Otra de las constantes de su trabajo es la polémica. Sus originales construcciones no fueron siempre aceptadas y, desde que la Fuente de la Hermana Agua se convirtió en la fuente de la Hermana Drácula, las críticas adversas se han sucedido, pero sus obras han logrado resplandecer aun en las sombras de la incomprensión. González Gortázar siempre ha sabido defenderse muy bien, como lo muestra en la sección titulada ``Voz (y voto)'', que es una síntesis de sus textos en torno a los problemas que le son importantes: la relación del hombre con la naturaleza y el consiguiente respeto a los derechos de vegetales y animales, el cuidado de la herencia del pasado como lección para el futuro, la defensa de nuestro patrimonio cultural con frecuencia en peligro, la esperanza y desesperanza de vivir en su amada Guadalajara, los problemas del asfixiante centralismo que México sufre, y también sus lecturas: así nos recuerda lo que escribió Juan Rulfo en Pedro Páramo: ``Haz por pensar en cosas agradables porque vamos a estar mucho tiempo enterrados'', lo que es todo un programa para quien, como González Gortázar, acaba de decir a Angélica Abelleyra: ``Sólo aquello que propicie la felicidad es moralmente válido.''
Y para cerrar esta especie de diario público se define con contundencia: ``Los verdaderos artistas no tienen opción: lo único que pueden hacer a lo largo de su vida son autorretratos.
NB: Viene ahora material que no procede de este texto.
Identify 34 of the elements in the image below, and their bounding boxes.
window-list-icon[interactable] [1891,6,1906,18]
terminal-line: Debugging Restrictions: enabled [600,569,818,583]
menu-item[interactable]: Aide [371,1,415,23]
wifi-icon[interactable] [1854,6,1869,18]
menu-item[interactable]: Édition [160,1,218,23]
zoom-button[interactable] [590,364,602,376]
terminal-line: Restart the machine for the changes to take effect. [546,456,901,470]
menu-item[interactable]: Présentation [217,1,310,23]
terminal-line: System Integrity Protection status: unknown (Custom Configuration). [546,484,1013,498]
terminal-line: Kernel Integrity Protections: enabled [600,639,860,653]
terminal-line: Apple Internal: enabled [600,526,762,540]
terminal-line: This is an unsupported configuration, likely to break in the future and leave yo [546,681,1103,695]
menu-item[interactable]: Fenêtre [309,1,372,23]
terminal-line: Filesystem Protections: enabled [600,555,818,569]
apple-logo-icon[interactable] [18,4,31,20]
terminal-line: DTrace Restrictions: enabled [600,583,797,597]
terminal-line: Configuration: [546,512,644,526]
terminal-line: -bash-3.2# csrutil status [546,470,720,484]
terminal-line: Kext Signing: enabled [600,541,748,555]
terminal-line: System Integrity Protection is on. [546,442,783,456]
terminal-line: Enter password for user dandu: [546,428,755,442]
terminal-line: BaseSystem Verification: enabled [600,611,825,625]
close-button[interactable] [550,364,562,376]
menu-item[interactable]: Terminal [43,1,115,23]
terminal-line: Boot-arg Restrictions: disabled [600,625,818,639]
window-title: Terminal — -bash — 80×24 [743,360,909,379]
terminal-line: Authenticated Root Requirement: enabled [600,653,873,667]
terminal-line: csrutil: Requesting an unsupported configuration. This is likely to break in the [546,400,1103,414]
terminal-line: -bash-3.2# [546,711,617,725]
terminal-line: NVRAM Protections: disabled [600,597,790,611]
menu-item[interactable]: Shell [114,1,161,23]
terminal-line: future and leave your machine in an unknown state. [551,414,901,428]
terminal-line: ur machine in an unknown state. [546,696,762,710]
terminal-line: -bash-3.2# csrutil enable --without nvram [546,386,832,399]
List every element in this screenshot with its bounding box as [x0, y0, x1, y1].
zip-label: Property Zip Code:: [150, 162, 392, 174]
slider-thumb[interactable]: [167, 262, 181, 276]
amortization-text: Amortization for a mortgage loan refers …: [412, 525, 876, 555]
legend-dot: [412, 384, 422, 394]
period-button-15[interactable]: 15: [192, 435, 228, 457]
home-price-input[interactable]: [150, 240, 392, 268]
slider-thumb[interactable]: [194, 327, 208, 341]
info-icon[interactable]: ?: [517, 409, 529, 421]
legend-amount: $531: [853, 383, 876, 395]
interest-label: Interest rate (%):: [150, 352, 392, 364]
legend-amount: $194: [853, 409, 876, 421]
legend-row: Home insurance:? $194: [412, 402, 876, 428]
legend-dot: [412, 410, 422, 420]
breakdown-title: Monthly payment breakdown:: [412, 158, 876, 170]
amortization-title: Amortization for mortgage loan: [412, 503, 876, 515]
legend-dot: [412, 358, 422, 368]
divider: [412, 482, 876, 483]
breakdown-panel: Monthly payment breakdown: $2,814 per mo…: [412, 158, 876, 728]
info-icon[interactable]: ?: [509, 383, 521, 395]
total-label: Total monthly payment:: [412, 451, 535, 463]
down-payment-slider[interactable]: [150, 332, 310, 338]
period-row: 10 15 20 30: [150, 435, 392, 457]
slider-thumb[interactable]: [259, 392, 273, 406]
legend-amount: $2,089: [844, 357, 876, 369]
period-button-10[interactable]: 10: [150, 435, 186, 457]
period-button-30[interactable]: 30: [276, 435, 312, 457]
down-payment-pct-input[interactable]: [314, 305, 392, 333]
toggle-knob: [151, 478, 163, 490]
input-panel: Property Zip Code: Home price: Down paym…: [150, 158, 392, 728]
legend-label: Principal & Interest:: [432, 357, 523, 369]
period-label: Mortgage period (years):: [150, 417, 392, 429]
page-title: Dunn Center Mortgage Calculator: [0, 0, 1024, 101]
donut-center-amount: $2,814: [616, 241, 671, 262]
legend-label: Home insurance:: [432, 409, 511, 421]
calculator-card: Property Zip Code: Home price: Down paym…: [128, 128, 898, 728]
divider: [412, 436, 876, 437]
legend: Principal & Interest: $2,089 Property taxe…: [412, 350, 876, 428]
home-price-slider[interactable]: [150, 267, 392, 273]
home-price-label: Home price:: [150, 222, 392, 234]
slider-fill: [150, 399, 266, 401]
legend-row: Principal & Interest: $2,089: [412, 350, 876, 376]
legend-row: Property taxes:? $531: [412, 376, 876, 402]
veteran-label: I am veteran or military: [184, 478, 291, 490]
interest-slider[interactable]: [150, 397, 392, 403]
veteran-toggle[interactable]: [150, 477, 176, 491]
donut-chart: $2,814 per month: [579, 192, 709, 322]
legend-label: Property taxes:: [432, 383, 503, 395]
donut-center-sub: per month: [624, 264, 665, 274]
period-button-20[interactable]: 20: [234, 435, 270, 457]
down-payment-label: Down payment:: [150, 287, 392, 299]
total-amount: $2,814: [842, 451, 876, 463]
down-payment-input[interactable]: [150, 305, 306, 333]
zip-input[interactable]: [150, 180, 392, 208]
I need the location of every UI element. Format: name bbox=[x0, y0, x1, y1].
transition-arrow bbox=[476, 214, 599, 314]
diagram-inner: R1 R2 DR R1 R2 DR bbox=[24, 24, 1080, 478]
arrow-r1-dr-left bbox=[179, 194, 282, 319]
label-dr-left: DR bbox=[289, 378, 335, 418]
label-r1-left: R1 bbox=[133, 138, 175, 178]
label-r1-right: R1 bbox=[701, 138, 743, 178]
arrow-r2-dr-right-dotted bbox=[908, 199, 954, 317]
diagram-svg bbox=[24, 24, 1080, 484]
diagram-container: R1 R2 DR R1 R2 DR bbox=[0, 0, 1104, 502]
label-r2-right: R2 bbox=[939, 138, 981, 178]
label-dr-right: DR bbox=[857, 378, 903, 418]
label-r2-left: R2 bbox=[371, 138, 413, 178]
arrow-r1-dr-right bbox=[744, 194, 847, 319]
Todo lo que no es autorretrato es plagio.''
El tercer libro se puede ver ni más ni menos que como un milagro, pues no es frecuente en nuestro medio ver que aparezcan libros de o sobre arquitectura (o sobre arte) del nivel de Años de sueños. Por ello creo que debe felicitarse a quienes lo han hecho posible: a su autor, Manuel Larrosa, y a quienes lo publicaron: conaculta, inba, fonca y Américo Arte/Landucci Editores.
No sé cuántos años hace que conozco a Fernando. Seguramente sería fácil averiguarlo, pero prefiero hacerme la ilusión de que, en el país de la infancia, fuimos juntos a la escuela y que, como compañeros de banca, yo hubiera podido aprender con él a montar a caballo y a participar en algún jaripeo, aprender a cantar corridos y boleros (sobre todo boleros) y saber diferenciar un roble de un liquidámbar o un ruiseñor de un gorrión, y quizá hubiera podido consolarlo de la muerte de su padre.
Pero si eso no pudo ser, pues a los niños los separaba una distancia de varios miles de kilómetros y algunos años, hoy, aunque sigo sin saber montar a caballo ni distinguir plantas o aves ni sé cantar, el tiempo me ha dado la fortuna de poder compartir con Fernando la fidelidad a sus ideas -lo que siempre le ha permitido ser él mismo sin jamás repetirse-, sus frecuentes desalientos vencidos por un rigor sin concesiones, y sus prodigios y murmullos que, como incesantes fuentes, alimentan sus (y nuestros) años de sueños.